Last updated July 15, 2008

  Communicator Offers Public IM Connections


In a sign that instant messaging interoperability is becoming ever more important to Wall Street users, Communicator's new Hub Connex product offers connections to public IM networks from AOL, Yahoo! and MSN. "It speaks volumes about how much financial services customers need to get access to clients on consumer IM services," said Robert Mahowald, an analyst at International Data Corp.

Previously, Hub IM customers could only send instant messages to other members of the Hub IM network. In a situation similar to when e-mail was in its infancy, most instant messaging providers today keep their customers isolated from those on other networks.

That's not a viable business model on Wall Street, where firms need to stay in instant contact with clients, analysts and business partners at other firms. Street firms currently address this problem in one of three ways. The first is to use an IM solution from a company like IM Logic, Facetime or Akonix, which allows employees to use public IM networks and then archives and monitors the messages for compliance in the background.

Another alternative is to sign business deals with AOL and the other providers to allow connectivity. Reuters has recently reached such an agreement with AOL for its customers. A third alternative is to break into the public IM networks without permission by reverse-engineering their proprietary communication technologies. Both of the latter two options allow companies to put their own interfaces onto the IM systems and for users to have unified IM "buddy" lists.

Eventually, the industry will evolve toward a common standard, said Mahowald, calling the current solutions "Band-Aid" approaches. "I don't think it's a viable long-term model," said Mahowald. "But it will meet a legitimate business need for the next couple of years."

The big problem, he said, is AOL. With some 120 million accounts, it's the gorilla in the marketplace. "AOL is reluctant to give into pressure and relinquish its marketshare lead," he said.

In August, 19 firms formed the Financial Services Instant Messaging Association. "The goal is to pressure vendors to adopt interoperability standards," Navin Rajapakse, assistant VP at Lehman Brothers and one of the members of the 10-plus member board, told CNET. "We want IM to be like e-mail."

Lehman is a customer of Jabber, which offers an enterprise-class, compliant IM product based on the open XMPP standard. The open source community has built Jabber gateways to the public IM networks, said Joe Hildebrand, Jabber's chief architect, by reverse-engineering the networks.

If AOL were to change its network then the Jabber gateways would break, Hildebrand said. But, because Jabber is a server-based IM system, the changes would just need to be made at the central server. And, he said, while AOL, MSN and Yahoo! have tried to make their networks unbreakable, so far, they haven't succeeded.

An AOL spokesman said AOL does not have a public comment about the XMPP gateway technology but added that, besides Reuters, the company has recently signed deals with Akonix and IMlogic.

Jabber doesn't sell the gateways as part of its server product, though help is available for those customers who want to put them in. "We don't bundle them because there are a variety of legal issues," he said.
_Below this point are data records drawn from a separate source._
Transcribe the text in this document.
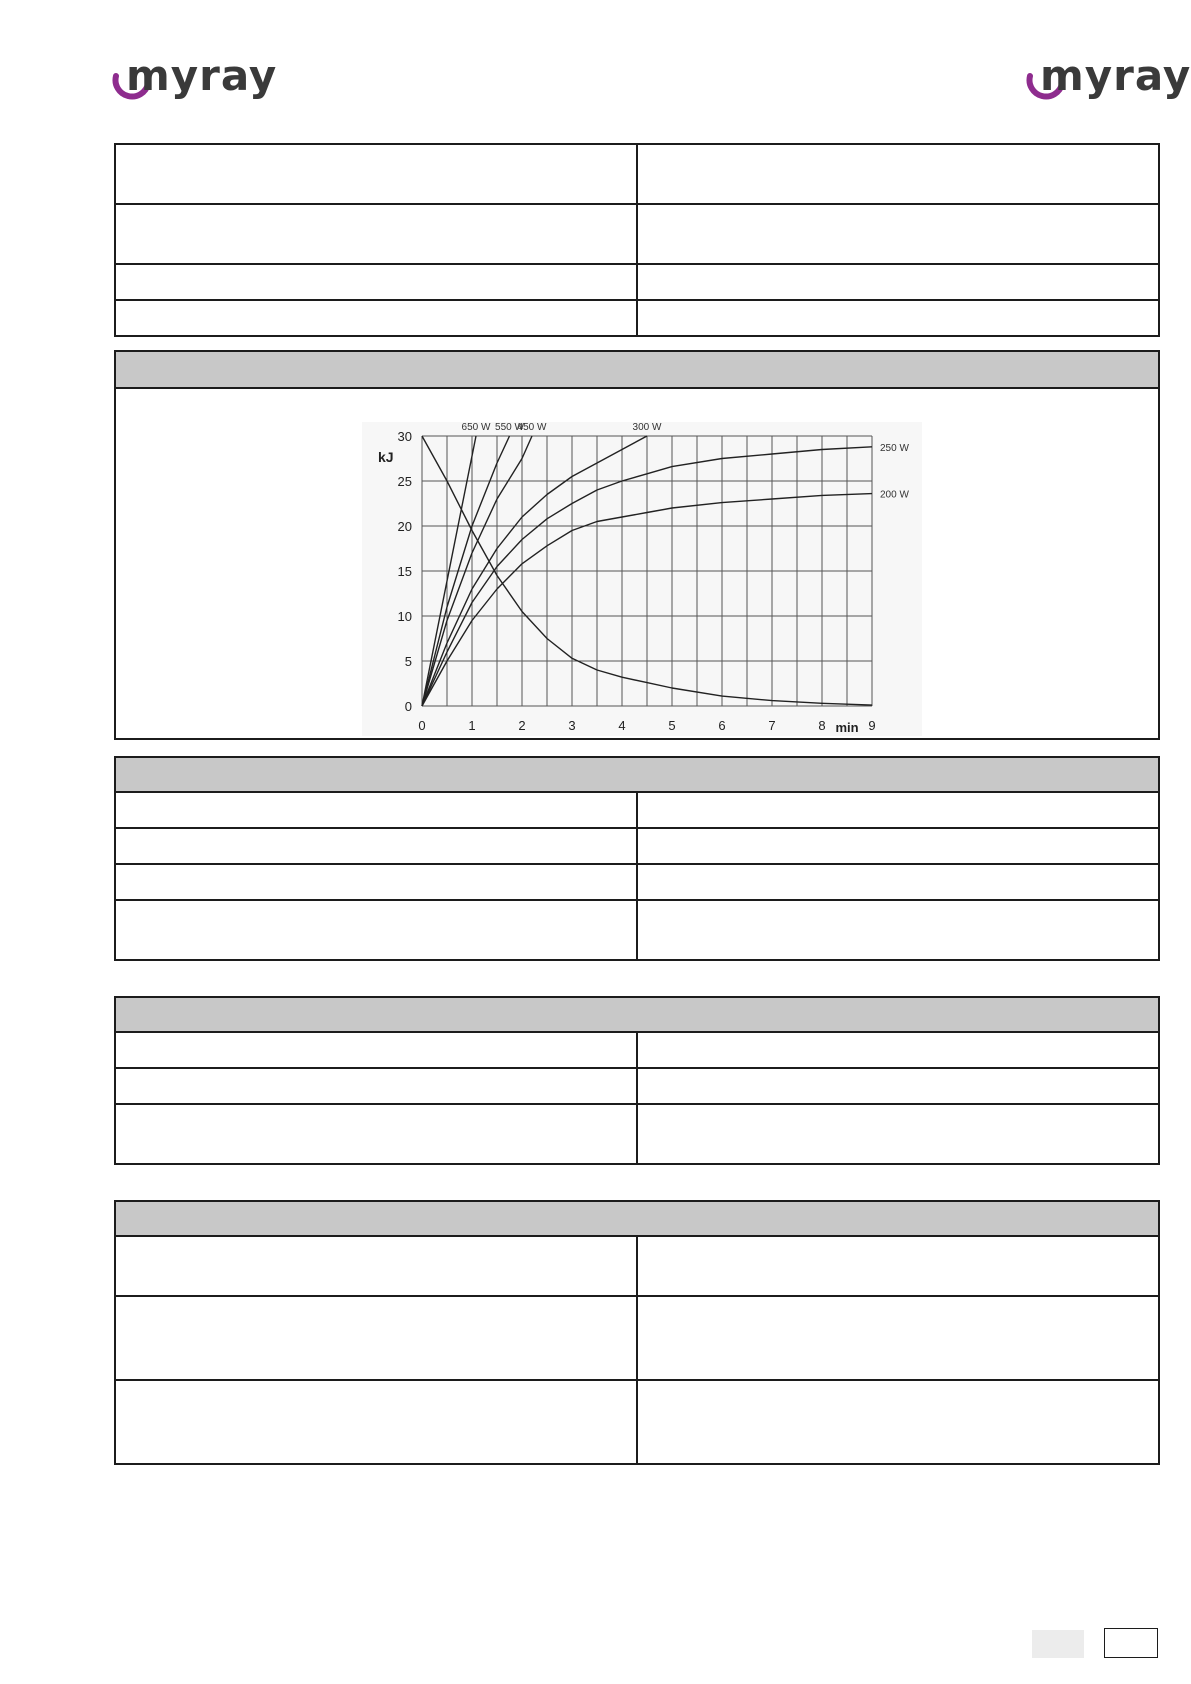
myray	myray

650 W 550 W
450 W	300 W
250 W
200 W
0	1	2	3	4	5	6	7	8	9
0
5
10
15
20
25
30
kJ
min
But there's enough call for the product that Communicator supports the Jabber-style XMPP gateways as part of what used to be a completely closed IM system.

This probably isn't a model that can exist forever, said Gary Reifman, product manager for messaging services at Communicator. Like Reuters, Communicator is in talks with the public IM vendors to put in place official, fully legitimate connections. "We expect deals with AOL, Yahoo! and MSN to come through in the future," he said. "In the short term, we allow firms who want to interoperate to connect."